Arquitetura eclética

Francisco Amado Bahia era um novo rico e queria mostrar todo o seu poder financeiro e requinte. Por isso, construiu o Solar com o glamour que ele gostaria, ou seja, com referências de diversos países europeus. O solar é um dos exemplares mais representativos da arquitetura eclética do século XIX.

A arquitetura influenciada pelo ecletismo da época documenta o modo de vida das ricas famílias baianas. O imóvel possui três pavimentos, uma capela com entalhes dourados, paredes revestidas de espelhos franceses, pisos em mármores carrara, vidros de janelas e portas finos como cristais, estruturas externas metálicas importadas da França.

A inauguração do solar, em 8 de dezembro de 1904, foi marcada pela celebração dos casamentos das filhas mais velhas de Amado Bahia – Clara e Julieta.

Solar foi invadido por sem tetos e sofreu saques de vândalos

Enquanto nos apresentava o novo Solar Amado Bahia, Natanael Couto, o Tuca, nos fez um apelo. A “santa” que ficava no altar da casa sumiu e ele ainda tem esperança de que ela reapareça. A Nossa Senhora da Conceição teria sido levada por uma pessoa que prometeu cuidar dela. “Agora que a casa está recuperada, pedimos que essa pessoa devolva a peça. Disseram que foi antes das invasões”.
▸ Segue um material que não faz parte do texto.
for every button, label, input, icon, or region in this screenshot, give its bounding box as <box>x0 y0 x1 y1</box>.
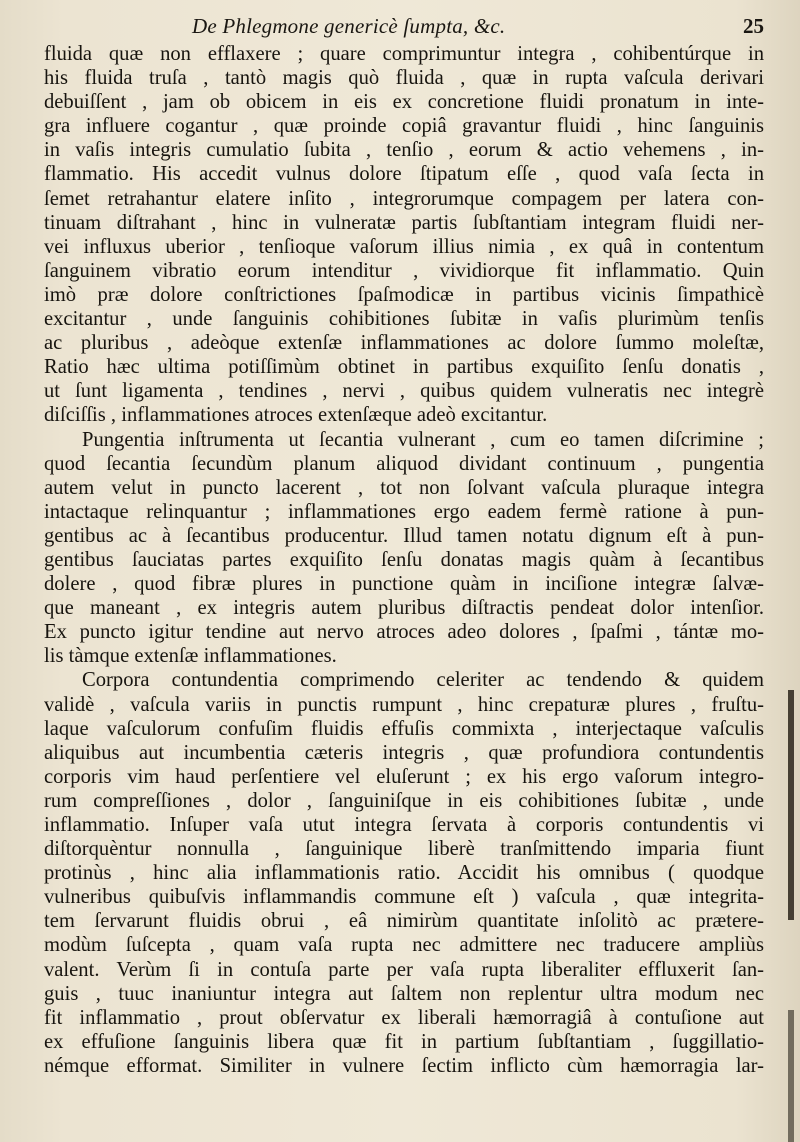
text-line: rum compreſſiones , dolor , ſanguiniſque in eis cohibitiones ſubitæ , unde <box>44 789 764 812</box>
text-line: gra influere cogantur , quæ proinde copiâ gravantur fluidi , hinc ſanguinis <box>44 115 764 138</box>
text-line: tem ſervarunt fluidis obrui , eâ nimirùm quantitate inſolitò ac prætere- <box>44 910 764 933</box>
text-line: tinuam diſtrahant , hinc in vulneratæ partis ſubſtantiam integram fluidi ner- <box>44 211 764 234</box>
text-line: que maneant , ex integris autem pluribus diſtractis pendeat dolor intenſior. <box>44 597 764 620</box>
text-line: protinùs , hinc alia inflammationis ratio. Accidit his omnibus ( quodque <box>44 862 764 885</box>
page-edge-shadow <box>788 690 794 920</box>
text-line: fluida quæ non efflaxere ; quare comprimuntur integra , cohibentúrque in <box>44 43 764 65</box>
text-line: laque vaſculorum confuſim fluidis effuſis commixta , interjectaque vaſculis <box>44 717 764 740</box>
text-line: quod ſecantia ſecundùm planum aliquod dividant continuum , pungentia <box>44 452 764 475</box>
text-line: ex effuſione ſanguinis libera quæ fit in partium ſubſtantiam , ſuggillatio- <box>44 1030 764 1053</box>
text-line: vei influxus uberior , tenſioque vaſorum illius nimia , ex quâ in contentum <box>44 235 764 258</box>
text-line: modùm ſuſcepta , quam vaſa rupta nec admittere nec traducere ampliùs <box>44 934 764 957</box>
paragraph <box>44 42 764 428</box>
text-line: valent. Verùm ſi in contuſa parte per vaſa rupta liberaliter effluxerit ſan- <box>44 958 764 981</box>
text-line: intactaque relinquantur ; inflammationes ergo eadem fermè ratione à pun- <box>44 500 764 523</box>
text-line: debuiſſent , jam ob obicem in eis ex concretione fluidi pronatum in inte- <box>44 91 764 114</box>
text-line: guis , tuuc inaniuntur integra aut ſaltem non replentur ultra modum nec <box>44 982 764 1005</box>
text-line: diſciſſis , inflammationes atroces extenſæque adeò excitantur. <box>44 404 548 427</box>
text-line: Ratio hæc ultima potiſſimùm obtinet in partibus exquiſito ſenſu donatis , <box>44 356 764 379</box>
text-line: in vaſis integris cumulatio ſubita , tenſio , eorum & actio vehemens , in- <box>44 139 764 162</box>
page-number: 25 <box>743 14 764 38</box>
text-line: imò præ dolore conſtrictiones ſpaſmodicæ in partibus vicinis ſimpathicè <box>44 283 764 306</box>
text-line: dolere , quod fibræ plures in punctione quàm in inciſione integræ ſalvæ- <box>44 573 764 596</box>
body-text <box>44 42 764 1078</box>
text-line: ſemet retrahantur elatere inſito , integrorumque compagem per latera con- <box>44 187 764 210</box>
text-line: lis tàmque extenſæ inflammationes. <box>44 645 337 668</box>
text-line: Corpora contundentia comprimendo celeriter ac tendendo & quidem <box>82 669 764 692</box>
text-line: excitantur , unde ſanguinis cohibitiones ſubitæ in vaſis plurimùm tenſis <box>44 308 764 331</box>
page-edge-shadow <box>788 1010 794 1142</box>
text-line: his fluida truſa , tantò magis quò fluida , quæ in rupta vaſcula derivari <box>44 67 764 90</box>
text-line: vulneribus quibuſvis inflammandis commune eſt ) vaſcula , quæ integrita- <box>44 886 764 909</box>
text-line: corporis vim haud perſentiere vel eluſerunt ; ex his ergo vaſorum integro- <box>44 765 764 788</box>
text-line: ut ſunt ligamenta , tendines , nervi , quibus quidem vulneratis nec integrè <box>44 380 764 403</box>
text-line: validè , vaſcula variis in punctis rumpunt , hinc crepaturæ plures , fruſtu- <box>44 693 764 716</box>
text-line: Ex puncto igitur tendine aut nervo atroces adeo dolores , ſpaſmi , tántæ mo- <box>44 621 764 644</box>
text-line: autem velut in puncto lacerent , tot non ſolvant vaſcula pluraque integra <box>44 476 764 499</box>
text-line: ac pluribus , adeòque extenſæ inflammationes ac dolore ſummo moleſtæ, <box>44 332 764 355</box>
paragraph <box>44 428 764 669</box>
text-line: aliquibus aut incumbentia cæteris integris , quæ profundiora contundentis <box>44 741 764 764</box>
running-header <box>192 14 764 40</box>
text-line: diſtorquèntur nonnulla , ſanguinique liberè tranſmittendo imparia fiunt <box>44 838 764 861</box>
text-line: gentibus ac à ſecantibus producentur. Illud tamen notatu dignum eſt à pun- <box>44 524 764 547</box>
text-line: flammatio. His accedit vulnus dolore ſtipatum eſſe , quod vaſa ſecta in <box>44 163 764 186</box>
text-line: fit inflammatio , prout obſervatur ex liberali hæmorragiâ à contuſione aut <box>44 1006 764 1029</box>
text-line: némque efformat. Similiter in vulnere ſectim inflicto cùm hæmorragia lar- <box>44 1054 764 1077</box>
text-line: gentibus ſauciatas partes exquiſito ſenſu donatas magis quàm à ſecantibus <box>44 548 764 571</box>
running-title: De Phlegmone genericè ſumpta, &c. <box>192 14 506 38</box>
text-line: inflammatio. Inſuper vaſa utut integra ſervata à corporis contundentis vi <box>44 814 764 836</box>
text-line: ſanguinem vibratio eorum intenditur , vividiorque fit inflammatio. Quin <box>44 259 764 282</box>
text-line: Pungentia inſtrumenta ut ſecantia vulnerant , cum eo tamen diſcrimine ; <box>82 428 764 451</box>
paragraph <box>44 668 764 1078</box>
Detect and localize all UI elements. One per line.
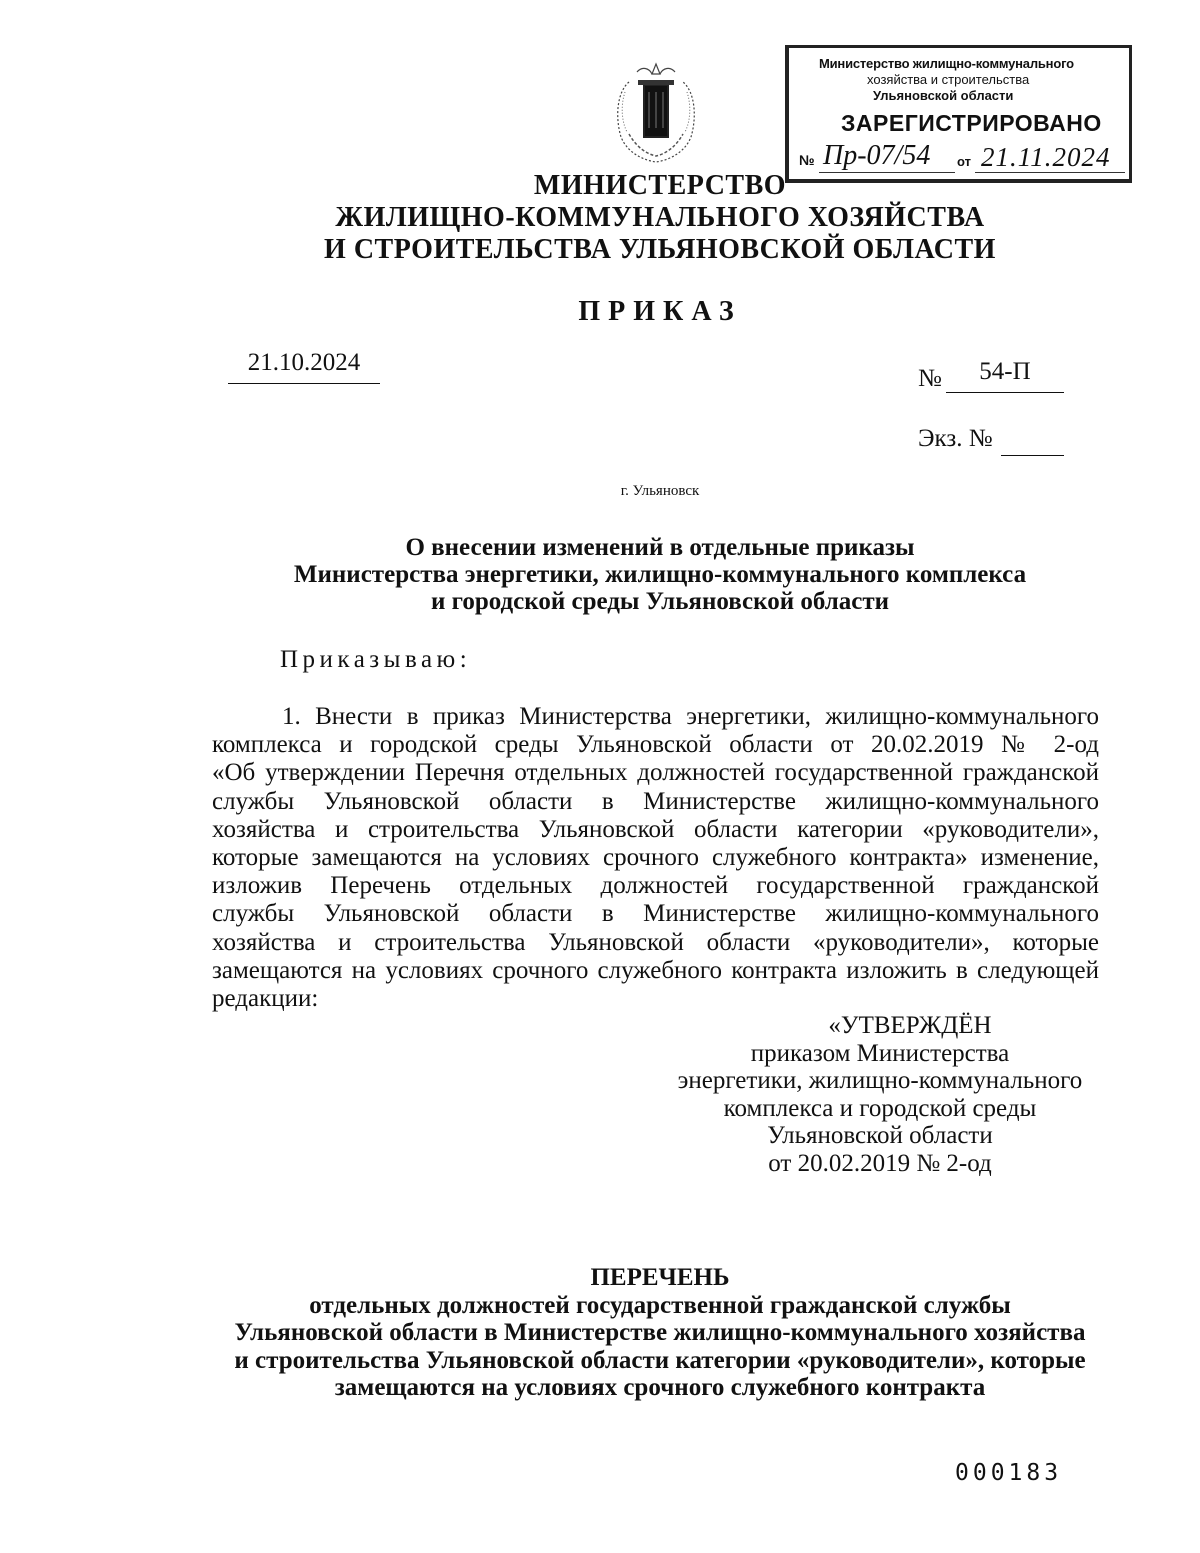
paragraph-line: которые замещаются на условиях срочного служебного контракта» изменение, [212,844,1099,872]
paragraph-line: хозяйства и строительства Ульяновской области «руководители», которые [212,928,1099,956]
paragraph-line: хозяйства и строительства Ульяновской области категории «руководители», [212,815,1099,843]
approval-line-5: Ульяновской области [767,1122,993,1149]
paragraph-line: редакции: [212,985,319,1013]
stamp-number-handwritten: Пр-07/54 [823,140,931,171]
paragraph-line: «Об утверждении Перечня отдельных должностей государственной гражданской [212,759,1099,787]
main-paragraph [212,703,1099,1013]
paragraph-line: изложив Перечень отдельных должностей государственной гражданской [212,872,1099,900]
approval-line-2: приказом Министерства [750,1039,1010,1067]
paragraph-line: замещаются на условиях срочного служебного контракта изложить в следующей [212,956,1099,984]
document-number: 54-П [979,358,1031,385]
approval-block [640,1012,1120,1177]
city: г. Ульяновск [620,483,700,499]
list-line-2: Ульяновской области в Министерстве жилищно-коммунального хозяйства [234,1319,1086,1346]
paragraph-line: службы Ульяновской области в Министерстве жилищно-коммунального [212,900,1099,928]
subject-line-1: О внесении изменений в отдельные приказы [405,534,915,561]
stamp-registered: ЗАРЕГИСТРИРОВАНО [841,110,1102,136]
subject-line-3: и городской среды Ульяновской области [430,588,890,615]
approval-line-6: от 20.02.2019 № 2-од [768,1149,992,1177]
list-line-1: отдельных должностей государственной гражданской службы [309,1291,1011,1319]
document-number-label: № [918,365,942,392]
date-underline [228,383,380,384]
list-line-3: и строительства Ульяновской области категории «руководители», которые [234,1346,1086,1374]
stamp-date-label: от [957,154,971,169]
stamp-line-1: Министерство жилищно-коммунального [819,56,1074,71]
list-title-block [0,1264,1200,1402]
document-date: 21.10.2024 [247,349,361,376]
copy-number-underline [1001,455,1064,456]
stamp-date-handwritten: 21.11.2024 [981,142,1111,172]
stamp-line-3: Ульяновской области [873,88,1014,103]
stamp-line-2: хозяйства и строительства [867,72,1030,87]
stamp-number-label: № [799,152,815,168]
order-word: Приказываю: [280,646,472,673]
registration-stamp [785,45,1132,183]
paragraph-line: комплекса и городской среды Ульяновской области от 20.02.2019 № 2-од [212,731,1099,759]
approval-line-1: «УТВЕРЖДЁН [828,1012,992,1039]
number-underline [946,392,1064,393]
coat-of-arms-icon [607,62,705,166]
page-number: 000183 [955,1460,1063,1486]
ministry-title-line-3: И СТРОИТЕЛЬСТВА УЛЬЯНОВСКОЙ ОБЛАСТИ [324,234,996,265]
ministry-title-line-2: ЖИЛИЩНО-КОММУНАЛЬНОГО ХОЗЯЙСТВА [335,202,985,233]
approval-line-4: комплекса и городской среды [723,1094,1037,1122]
list-title: ПЕРЕЧЕНЬ [590,1264,730,1291]
paragraph-line: службы Ульяновской области в Министерстве жилищно-коммунального [212,787,1099,815]
document-type: ПРИКАЗ [578,296,742,327]
subject-line-2: Министерства энергетики, жилищно-коммунального комплекса [293,561,1027,588]
approval-line-3: энергетики, жилищно-коммунального [677,1067,1083,1094]
list-line-4: замещаются на условиях срочного служебного контракта [334,1374,986,1401]
ministry-title-line-1: МИНИСТЕРСТВО [533,170,787,201]
document-subject [0,534,1200,615]
paragraph-line: 1. Внести в приказ Министерства энергетики, жилищно-коммунального [282,703,1099,730]
copy-number-label: Экз. № [918,425,993,452]
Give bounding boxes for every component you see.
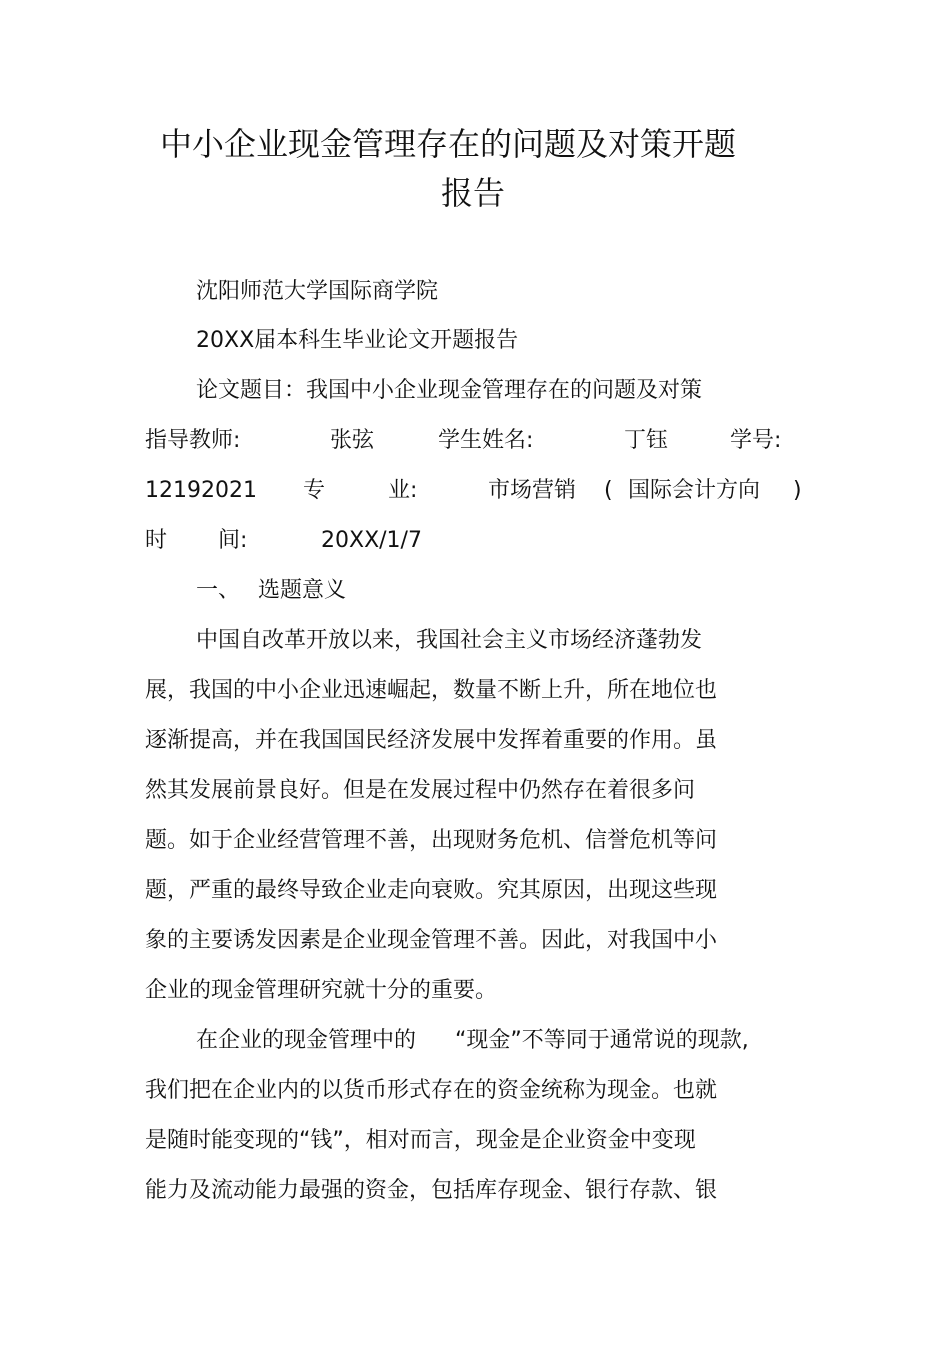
student-name-label: 学生姓名: xyxy=(438,428,534,453)
paragraph-1-line: 题，严重的最终导致企业走向衰败。究其原因，出现这些现 xyxy=(145,878,718,903)
report-type: 20XX届本科生毕业论文开题报告 xyxy=(196,328,519,353)
paragraph-1-line: 象的主要诱发因素是企业现金管理不善。因此，对我国中小 xyxy=(145,928,718,953)
section-1-title: 选题意义 xyxy=(258,578,347,603)
paragraph-1-line: 题。如于企业经营管理不善，出现财务危机、信誉危机等问 xyxy=(145,828,718,853)
paragraph-2-line: 我们把在企业内的以货币形式存在的资金统称为现金。也就 xyxy=(145,1078,718,1103)
paragraph-1-line: 企业的现金管理研究就十分的重要。 xyxy=(145,978,498,1003)
time-value: 20XX/1/7 xyxy=(321,528,422,553)
major-value: 市场营销 xyxy=(488,478,577,503)
time-label-part-1: 时 xyxy=(145,528,168,553)
paragraph-2-line: 能力及流动能力最强的资金，包括库存现金、银行存款、银 xyxy=(145,1178,718,1203)
document-title-line-1: 中小企业现金管理存在的问题及对策开题 xyxy=(160,125,737,163)
paragraph-2-line: 是随时能变现的“钱”，相对而言，现金是企业资金中变现 xyxy=(145,1128,696,1153)
paragraph-1-line: 展，我国的中小企业迅速崛起，数量不断上升，所在地位也 xyxy=(145,678,718,703)
paragraph-2-line-end: “现金”不等同于通常说的现款, xyxy=(455,1028,749,1053)
paren-close: ) xyxy=(793,478,802,503)
time-label-part-2: 间: xyxy=(218,528,248,553)
student-id-label: 学号: xyxy=(730,428,782,453)
institution-name: 沈阳师范大学国际商学院 xyxy=(196,279,439,304)
major-label-part-2: 业: xyxy=(388,478,418,503)
paragraph-1-line: 逐渐提高，并在我国国民经济发展中发挥着重要的作用。虽 xyxy=(145,728,718,753)
advisor-name: 张弦 xyxy=(330,428,375,453)
student-id: 12192021 xyxy=(145,478,257,503)
paragraph-2-line-start: 在企业的现金管理中的 xyxy=(196,1028,417,1053)
paren-open: ( xyxy=(604,478,613,503)
major-label-part-1: 专 xyxy=(303,478,326,503)
student-name: 丁钰 xyxy=(624,428,669,453)
document-title-line-2: 报告 xyxy=(441,174,506,212)
advisor-label: 指导教师: xyxy=(145,428,241,453)
major-direction: 国际会计方向 xyxy=(628,478,761,503)
paragraph-1-line: 然其发展前景良好。但是在发展过程中仍然存在着很多问 xyxy=(145,778,696,803)
paragraph-1-line: 中国自改革开放以来，我国社会主义市场经济蓬勃发 xyxy=(196,628,703,653)
section-1-number: 一、 xyxy=(196,578,241,603)
thesis-topic: 论文题目：我国中小企业现金管理存在的问题及对策 xyxy=(196,378,703,403)
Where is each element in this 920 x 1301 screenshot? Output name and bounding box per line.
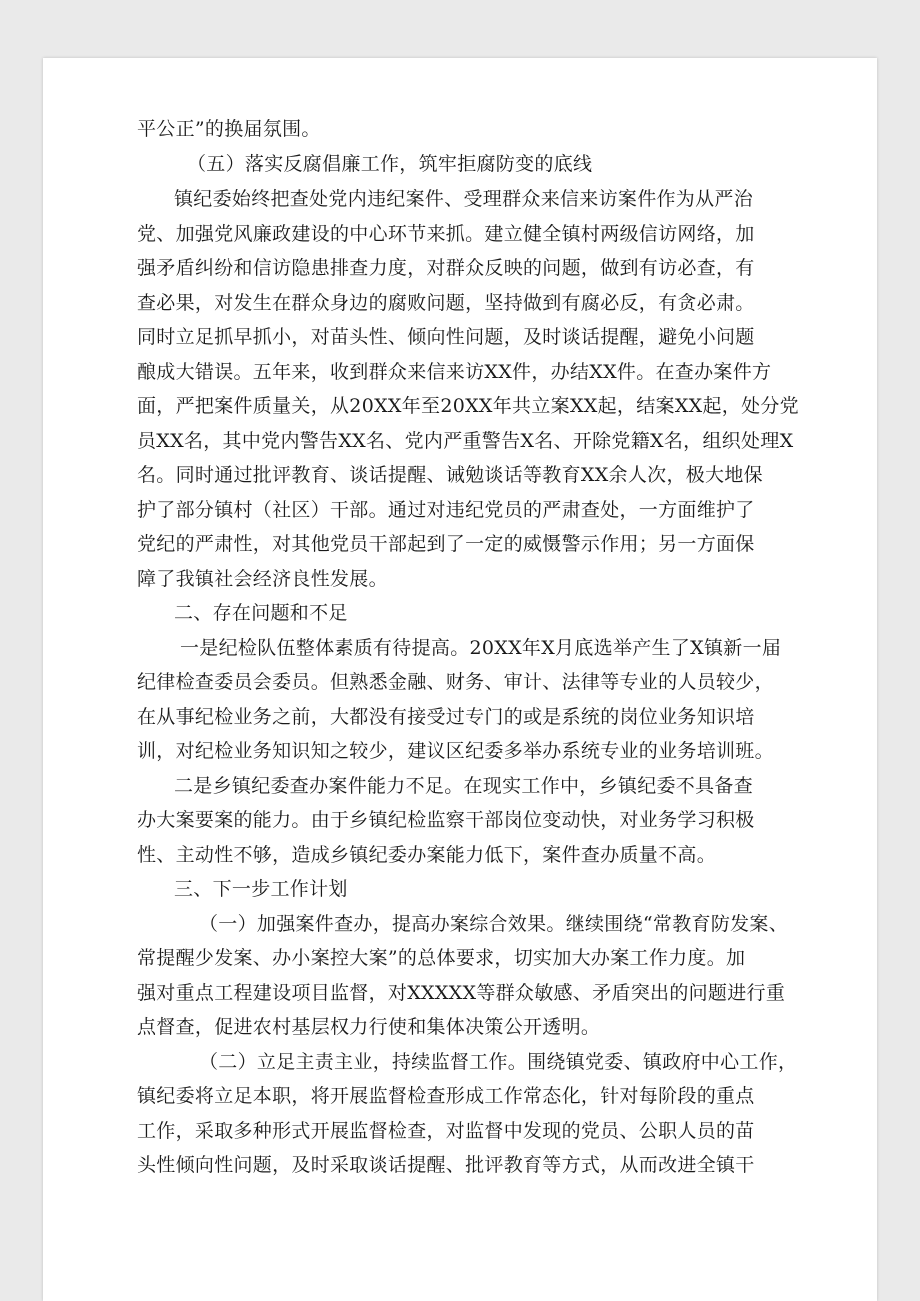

Mas, a imagem é apenas uma das centenas de peças que desapareceram do solar. Isso porque a casa sofreu diversos saques, inclusive noticiados nos jornais, sem falar nas invasões de sem-tetos. “Vândalos saqueiam o Solar Amado Bahia em Itapagipe”, manchetou o próprio Correio da Bahia, em 5 de maio de 2006.

Foto: Marina Silva/ Correio24Horas

“Com vista para a exuberante península de Itapagipe, o casarão de número 80 da Rua Mem de Sá, construído em 1901, é quase uma ruína. Além dos grupos de turistas que ainda insistem em fotografá-lo, o solar, que já foi ocupado pelo movimento sem-teto, vem atraindo agora a atenção de vândalos que, na madrugada ou à luz do dia, invadem e furtam peças da construção centenária”, escreveu. “A maioria dos móveis da casa foi levada. Sobraram poucos”, confirma Patrícia Cordeiro, esposa de Tuca.

Na época, a depredação dos gradis que contornam a fachada do prédio já era visível.

“Peças feitas de ferro fundido com chumbo, importadas da França, estão sendo levadas para serem vendidas em ferro-velho”, denunciava o diretor de patrimônio da Associação dos Empregados no Comércio da Bahia (AECB), Hamilton Rufino. Esse mesmo gradil consumiu R$ 70 mil para ser restaurado.

Serviço
Endereço: Rua Porto dos Tainheiros, 80, Solar Amado Bahia / Museu do Sorvete, Bairro da Ribeira
Funcionamento: de terça a domingo, das 10h às 19h.

Ingresso: o acesso à sorveteria é gratuito. O acesso ao Museu do Sorvete/Solar Amado Bahia tem uma taxa de manutenção de R$ 10,00.